Alternatif açıklamaları dikkate almadan yaşanılan durumu kendi üzerimize alıyor olmamız ferdileştirme yaptığımız manasına gelir. Daha evvelki sert davranan müdür örneğinde, müdür yeni bir kural koyduğu taktirde bu kuralı bizim için koyduğuna inanmamız yaşanılan durumu kişiselleştirdiğimizi gösterir.

11- Meli- Malı'lar

Ömrün kesin kuralları olduğu ve bu kuralların yerine getirilmediğinde felaketlere neden olabileceği inancıdır.

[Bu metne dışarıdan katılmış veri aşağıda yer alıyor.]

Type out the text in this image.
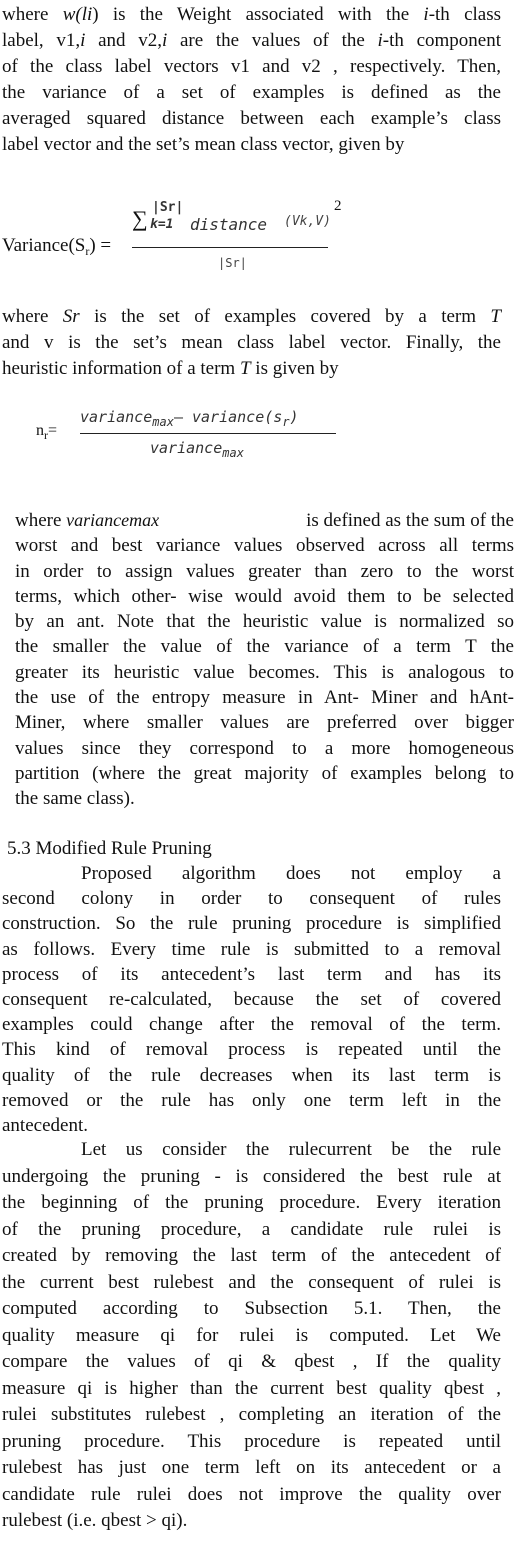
where w(li) is the Weight associated with the i-th class
label, v1,i and v2,i are the values of the i-th component
of the class label vectors v1 and v2 , respectively. Then,
the variance of a set of examples is defined as the
averaged squared distance between each example’s class
label vector and the set’s mean class vector, given by
$Variance(S_r)$ =
∑ |Sr|
k=1 distance (Vk,V)
2
|Sr|
where Sr is the set of examples covered by a term T
and v is the set’s mean class label vector. Finally, the
heuristic information of a term T is given by
$n_r=$
variance$_{max}$– $variance(s_r)$
variance$_{max}$
where variancemax	is defined as the sum of the
worst and best variance values observed across all terms
in order to assign values greater than zero to the worst
terms, which other- wise would avoid them to be selected
by an ant. Note that the heuristic value is normalized so
the smaller the value of the variance of a term T the
greater its heuristic value becomes. This is analogous to
the use of the entropy measure in Ant- Miner and hAnt-
Miner, where smaller values are preferred over bigger
values since they correspond to a more homogeneous
partition (where the great majority of examples belong to
the same class).
5.3 Modified Rule Pruning
Proposed algorithm does not employ a
second colony in order to consequent of rules
construction. So the rule pruning procedure is simplified
as follows. Every time rule is submitted to a removal
process of its antecedent’s last term and has its
consequent re-calculated, because the set of covered
examples could change after the removal of the term.
This kind of removal process is repeated until the
quality of the rule decreases when its last term is
removed or the rule has only one term left in the
antecedent.
Let us consider the rulecurrent be the rule
undergoing the pruning - is considered the best rule at
the beginning of the pruning procedure. Every iteration
of the pruning procedure, a candidate rule rulei is
created by removing the last term of the antecedent of
the current best rulebest and the consequent of rulei is
computed according to Subsection 5.1. Then, the
quality measure qi for rulei is computed. Let We
compare the values of qi & qbest , If the quality
measure qi is higher than the current best quality qbest ,
rulei substitutes rulebest , completing an iteration of the
pruning procedure. This procedure is repeated until
rulebest has just one term left on its antecedent or a
candidate rule rulei does not improve the quality over
rulebest (i.e. qbest > qi).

Örneğin; "Çok yeterli yapmalıyım, yapamazsam başarısızım demektir.". Bu ve bunun üzere meli malı içeren fikirler bir müddet sonra o işlere karşı öfke meydana getirir. Şayet davranışlarımız meli-malı standartlarının altına düşerse utanç ve suçluluk yaşamamıza neden olur.

Üstte görüldüğü üzere bizim meselelerle başa çıkma düzeneğimizi etkileyen ve şuurumuzun dışında gerçekleşen fikir kalıpları mevcuttur. Bu fikir kalıplarının farkında olmaya çalışmak yaşanan meselelerin tahlilinde değerli rol oynayacaktır. Fakat unutulmamalıdır ki bu kanıların yakalanması çok sıkıntı bir süreç olup uzun vakit alabilir.